Since those opening years, All Our Kin has continued to train and support child care providers, though they no longer operate their own child care cooperative. Instead, they host workshops (many of their recent ones focused on the business and entrepreneurship side of the providers’ practices), offer a zero-interest loan and grant program for providers looking to develop their own initiatives, lead providers through the certification process and then through additional certifications if they are interested, and administer an Early Head Start program. They also host a conference each year for the providers. Like most of All Our Kin’s outreach and staff, it is entirely bilingual; last year, presenters and translators spoke with attendees in both English and Spanish about everything from planning curricula around nature to dealing with families as they go through difficult times. For family- as opposed to center-based providers, support like this is crucial as they often do not get to otherwise interact with the other professionals in the field.

“THERE REALLY HAS TO BE ADVOCACY THAT SEES THAT EDUCATIONAL REFORM BEGINS AT BIRTH.”

Outside of their direct work with providers, Sager, Wagner, and the rest of their staff spend time advocating for better laws, more benefits, and more recognition for and of family-based child care providers in the state. Their moments of success have been many but their answer remains the same when asked whether enough people are aware of the need for programs: a resounding “No!”

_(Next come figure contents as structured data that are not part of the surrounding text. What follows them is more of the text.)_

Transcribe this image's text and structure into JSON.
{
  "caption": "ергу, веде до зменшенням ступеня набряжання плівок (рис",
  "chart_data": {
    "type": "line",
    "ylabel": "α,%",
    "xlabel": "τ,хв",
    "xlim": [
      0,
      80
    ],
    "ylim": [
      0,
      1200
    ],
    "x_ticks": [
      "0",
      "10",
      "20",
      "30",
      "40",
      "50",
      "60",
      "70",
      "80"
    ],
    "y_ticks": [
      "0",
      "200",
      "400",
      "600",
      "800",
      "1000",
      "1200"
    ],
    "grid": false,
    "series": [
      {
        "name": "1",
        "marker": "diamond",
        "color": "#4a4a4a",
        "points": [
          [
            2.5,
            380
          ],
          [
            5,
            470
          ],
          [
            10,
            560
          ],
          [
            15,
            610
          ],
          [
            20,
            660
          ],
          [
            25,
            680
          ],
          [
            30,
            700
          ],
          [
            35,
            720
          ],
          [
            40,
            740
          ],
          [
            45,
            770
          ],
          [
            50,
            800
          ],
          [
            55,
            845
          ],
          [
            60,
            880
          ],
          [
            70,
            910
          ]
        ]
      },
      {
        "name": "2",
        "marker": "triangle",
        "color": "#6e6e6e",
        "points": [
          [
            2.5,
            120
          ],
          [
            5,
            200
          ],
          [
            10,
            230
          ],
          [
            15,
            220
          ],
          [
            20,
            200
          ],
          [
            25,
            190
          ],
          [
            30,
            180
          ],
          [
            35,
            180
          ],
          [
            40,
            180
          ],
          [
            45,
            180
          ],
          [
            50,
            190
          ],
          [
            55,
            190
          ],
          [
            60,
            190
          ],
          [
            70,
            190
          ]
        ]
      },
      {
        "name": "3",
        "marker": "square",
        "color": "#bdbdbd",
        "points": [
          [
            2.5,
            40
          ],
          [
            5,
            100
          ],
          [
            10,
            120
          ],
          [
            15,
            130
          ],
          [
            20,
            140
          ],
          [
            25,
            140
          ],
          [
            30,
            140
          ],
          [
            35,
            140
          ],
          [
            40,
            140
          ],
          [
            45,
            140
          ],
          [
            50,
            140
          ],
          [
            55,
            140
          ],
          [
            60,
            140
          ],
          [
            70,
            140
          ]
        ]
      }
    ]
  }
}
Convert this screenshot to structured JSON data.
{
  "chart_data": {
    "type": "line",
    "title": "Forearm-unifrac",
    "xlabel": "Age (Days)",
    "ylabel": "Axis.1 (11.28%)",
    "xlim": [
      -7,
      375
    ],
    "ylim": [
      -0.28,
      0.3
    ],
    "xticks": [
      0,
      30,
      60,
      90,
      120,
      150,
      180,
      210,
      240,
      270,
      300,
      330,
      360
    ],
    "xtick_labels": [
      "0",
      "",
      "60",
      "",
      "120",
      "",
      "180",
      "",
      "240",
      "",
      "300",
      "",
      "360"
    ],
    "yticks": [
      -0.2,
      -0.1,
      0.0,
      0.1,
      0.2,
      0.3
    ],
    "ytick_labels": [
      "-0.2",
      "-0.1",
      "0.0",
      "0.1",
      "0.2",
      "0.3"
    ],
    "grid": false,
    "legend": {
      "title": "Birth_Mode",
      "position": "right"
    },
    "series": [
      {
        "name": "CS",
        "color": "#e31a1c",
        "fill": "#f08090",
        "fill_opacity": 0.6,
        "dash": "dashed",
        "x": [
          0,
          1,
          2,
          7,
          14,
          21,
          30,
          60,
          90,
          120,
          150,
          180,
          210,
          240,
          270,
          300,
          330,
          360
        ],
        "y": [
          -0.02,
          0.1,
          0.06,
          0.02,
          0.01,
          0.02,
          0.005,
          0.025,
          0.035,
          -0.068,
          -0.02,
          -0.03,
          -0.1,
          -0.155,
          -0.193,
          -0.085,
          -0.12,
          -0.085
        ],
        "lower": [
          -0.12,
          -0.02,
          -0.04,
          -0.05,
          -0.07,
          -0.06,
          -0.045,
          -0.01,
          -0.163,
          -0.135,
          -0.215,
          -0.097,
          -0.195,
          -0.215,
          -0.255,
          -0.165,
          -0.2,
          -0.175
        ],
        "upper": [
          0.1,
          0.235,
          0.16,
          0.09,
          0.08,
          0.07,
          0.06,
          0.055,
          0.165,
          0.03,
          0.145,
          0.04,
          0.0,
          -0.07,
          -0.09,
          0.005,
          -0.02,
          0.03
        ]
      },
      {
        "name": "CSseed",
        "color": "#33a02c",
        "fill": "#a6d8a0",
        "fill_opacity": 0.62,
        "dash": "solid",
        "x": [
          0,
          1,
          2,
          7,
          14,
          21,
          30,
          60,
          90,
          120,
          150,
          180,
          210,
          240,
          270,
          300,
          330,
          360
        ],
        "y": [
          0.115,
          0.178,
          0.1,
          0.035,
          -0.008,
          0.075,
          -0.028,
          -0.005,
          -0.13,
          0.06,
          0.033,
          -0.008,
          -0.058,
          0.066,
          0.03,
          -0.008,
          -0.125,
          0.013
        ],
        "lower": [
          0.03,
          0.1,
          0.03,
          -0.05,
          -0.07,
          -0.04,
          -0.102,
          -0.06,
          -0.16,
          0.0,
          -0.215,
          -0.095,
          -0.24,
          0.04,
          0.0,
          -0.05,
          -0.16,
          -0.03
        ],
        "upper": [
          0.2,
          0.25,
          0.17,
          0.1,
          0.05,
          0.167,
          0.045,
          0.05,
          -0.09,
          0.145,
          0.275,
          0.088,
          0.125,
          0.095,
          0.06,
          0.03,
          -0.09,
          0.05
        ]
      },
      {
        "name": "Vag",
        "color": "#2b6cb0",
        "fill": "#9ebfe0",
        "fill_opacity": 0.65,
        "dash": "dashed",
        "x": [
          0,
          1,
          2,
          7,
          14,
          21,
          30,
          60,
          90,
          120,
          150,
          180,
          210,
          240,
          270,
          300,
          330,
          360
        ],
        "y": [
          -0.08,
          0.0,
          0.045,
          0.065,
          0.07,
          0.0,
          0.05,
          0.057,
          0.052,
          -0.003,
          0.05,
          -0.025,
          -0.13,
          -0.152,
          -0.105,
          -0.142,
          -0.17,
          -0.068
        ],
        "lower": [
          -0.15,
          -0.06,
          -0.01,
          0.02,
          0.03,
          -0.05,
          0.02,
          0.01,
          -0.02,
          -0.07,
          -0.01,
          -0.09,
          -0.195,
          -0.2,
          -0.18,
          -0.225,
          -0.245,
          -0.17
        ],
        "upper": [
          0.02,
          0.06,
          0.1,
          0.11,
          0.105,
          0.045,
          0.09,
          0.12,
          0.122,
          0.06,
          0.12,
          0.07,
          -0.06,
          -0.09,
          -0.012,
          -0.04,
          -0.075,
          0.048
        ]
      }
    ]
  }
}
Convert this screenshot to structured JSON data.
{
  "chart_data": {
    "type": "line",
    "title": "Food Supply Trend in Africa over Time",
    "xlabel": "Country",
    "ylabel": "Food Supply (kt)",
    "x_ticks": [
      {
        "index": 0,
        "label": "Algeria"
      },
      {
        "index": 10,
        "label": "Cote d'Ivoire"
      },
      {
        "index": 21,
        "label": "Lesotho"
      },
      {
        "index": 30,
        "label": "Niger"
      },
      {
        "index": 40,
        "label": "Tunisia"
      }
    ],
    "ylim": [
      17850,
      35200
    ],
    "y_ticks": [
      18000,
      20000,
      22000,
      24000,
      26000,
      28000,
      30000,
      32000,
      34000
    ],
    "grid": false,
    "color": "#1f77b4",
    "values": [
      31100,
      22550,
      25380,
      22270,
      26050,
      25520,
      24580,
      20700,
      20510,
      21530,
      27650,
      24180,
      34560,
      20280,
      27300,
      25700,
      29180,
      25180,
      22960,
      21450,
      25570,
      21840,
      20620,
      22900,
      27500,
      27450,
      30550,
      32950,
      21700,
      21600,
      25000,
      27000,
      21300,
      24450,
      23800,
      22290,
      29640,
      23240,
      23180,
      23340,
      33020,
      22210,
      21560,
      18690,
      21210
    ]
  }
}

For Wagner, the inequity she saw in New York classrooms and the inequity she sees today in the range of child care options are one and the same. “Kids don’t just show up at kindergarten unprepared by some miracle. They come because they come from some crappy child care or home where no one talked to them… Those kids show up in our schools and they impact us all.” Her sentences start coming faster with the weight of emotion. “We can’t see the investment even though the rate of return is so high. We’d rather put a Band-Aid on something right now than invest in something that actually makes a difference because we don’t have the patience to see it through.”

“CHILD CARE SEEMS LIKE A BENIGN ISSUE, BUT IT REALLY ISN’T.”

The two still think back to one afternoon in the Yale college seminar they taught last spring. That day, they posed a question that divided the room along unfamiliar lines – by personal choice, rather than academic belief. “When you graduate and have kids,” they asked their students, “what will you do? Will you forgo your career and stay home as a mom or dad, or will you take the job and put your child into daycare of some kind?”

For a few girls, the answer was simple. They had grown up anticipating a family and knew that it would be their priority. Others, though – often the ones who had been the most vocal about the need for reform – tried to verbally negotiate their own path, as Sager and Wagner empathized and looked on.

“Progressive girls are interesting because they think that they can have it all, when all of this research says they can’t. Women still are the main caretakers of children and are the ones who do most of the work,” Wagner said. Sager proposed a solution where men and women tried to equally divide up housework and other child care duties, but after vigorous discussion, the class shot that down, too.

“It’s hard reconciling that to our romantic ideal of couplehood,” Sager reflected.

All Our Kin, for its part, attempts to create a space for women (and, it should be mentioned, the occasional male provider too) to succeed both by working within existing gender-related social frameworks and by working to change them. “If you really want to change a community,” Sager said, “you invest in women – women providing a service caring for children that also helps others.”

Jessica Cole is a junior in Yale College. Last year, she worked with All Our Kin as a Dwight Hall Urban Fellow. She is a staff writer for Broad Recognition.